The Ancillary books by Ann Leckie. The main character is a woman and I don't think she considers the idea of having children even once. She's also a completely fantastic stone cold badass whom I love to tiny pieces.

(She also ends up in a happy relationship that involves a person with a penis, although it's Complicated.)
posted by Narrative Priorities at 5:42 AM on April 14, 2016


The Legend of Korra might work.
posted by sneebler at 5:02 PM on April 17, 2016 [2 favorites]


I was just reading a YA fantasy series called Graceling. The main mood of it is about extraordinary people in this swords-kings-fantasy-realm, people with mind-reading type powers, and how creeped out everybody around them is, having to actually live with that. But there are 3 books, each with a young female protagonist, and while two of their stories end with serious relationships at the end of the book and one of those does eventually get married, none of them have kids, one chooses to take self-sterilization herbs, and the other has a permanent relationship that involves no marriage and no kids. A couple of pregnancies during the stories, but really no overtones of the family unit and babies as the emotional one true path to happiness.
posted by aimedwander at 11:57 AM on April 19, 2016 [1 favorite]

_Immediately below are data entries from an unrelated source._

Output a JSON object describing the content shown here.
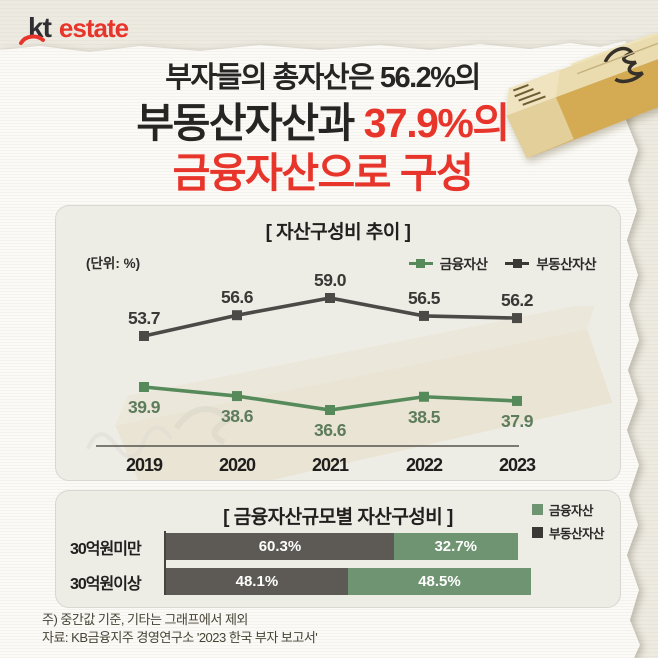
{
  "logo": {
    "kt": "kt",
    "estate": "estate"
  },
  "headline": {
    "line1": "부자들의 총자산은 56.2%의",
    "line2_dark": "부동산자산과 ",
    "line2_red": "37.9%의",
    "line3_red": "금융자산으로 구성"
  },
  "colors": {
    "accent_red": "#e8352c",
    "line_green": "#578a5b",
    "line_dark": "#4c4a47",
    "bar_green": "#6f9471",
    "bar_dark": "#5d5a55"
  },
  "chart_data": [
    {
      "type": "line",
      "title": "[ 자산구성비 추이 ]",
      "unit_label": "(단위: %)",
      "categories": [
        "2019",
        "2020",
        "2021",
        "2022",
        "2023"
      ],
      "series": [
        {
          "name": "금융자산",
          "color": "#578a5b",
          "values": [
            39.9,
            38.6,
            36.6,
            38.5,
            37.9
          ]
        },
        {
          "name": "부동산자산",
          "color": "#4c4a47",
          "values": [
            53.7,
            56.6,
            59.0,
            56.5,
            56.2
          ]
        }
      ],
      "legend": [
        {
          "label": "금융자산",
          "color": "#578a5b"
        },
        {
          "label": "부동산자산",
          "color": "#3a3936"
        }
      ],
      "legend_position": "top-right",
      "grid": false,
      "xlabel": "",
      "ylabel": ""
    },
    {
      "type": "bar",
      "orientation": "horizontal-stacked",
      "title": "[ 금융자산규모별 자산구성비 ]",
      "categories": [
        "30억원미만",
        "30억원이상"
      ],
      "series": [
        {
          "name": "부동산자산",
          "color": "#5d5a55",
          "values": [
            60.3,
            48.1
          ]
        },
        {
          "name": "금융자산",
          "color": "#6f9471",
          "values": [
            32.7,
            48.5
          ]
        }
      ],
      "legend": [
        {
          "label": "금융자산",
          "color": "#6f9471"
        },
        {
          "label": "부동산자산",
          "color": "#3a3936"
        }
      ],
      "value_suffix": "%",
      "legend_position": "top-right"
    }
  ],
  "footer": {
    "note": "주) 중간값 기준, 기타는 그래프에서 제외",
    "source": "자료: KB금융지주 경영연구소 '2023 한국 부자 보고서'"
  }
}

Oh I just remembered, the Starhawk and Sunwolf series by Barbara Hamby is fantastic. The two mercenaries become romantically involved but never have kids.
posted by WalkerWestridge at 6:01 AM on April 30, 2016


I'm back to this thread with another recommendation: Eligible by Curtis Sittenfeld. The issue of not wanting children is explicitly addressed, the two main characters are committed to not having children (though a secondary character does want children and this is a big part of that character's plotline).
posted by Ziggy500 at 6:34 AM on April 30, 2016


Terry Pratchett's Tiffany Aching series is awesome.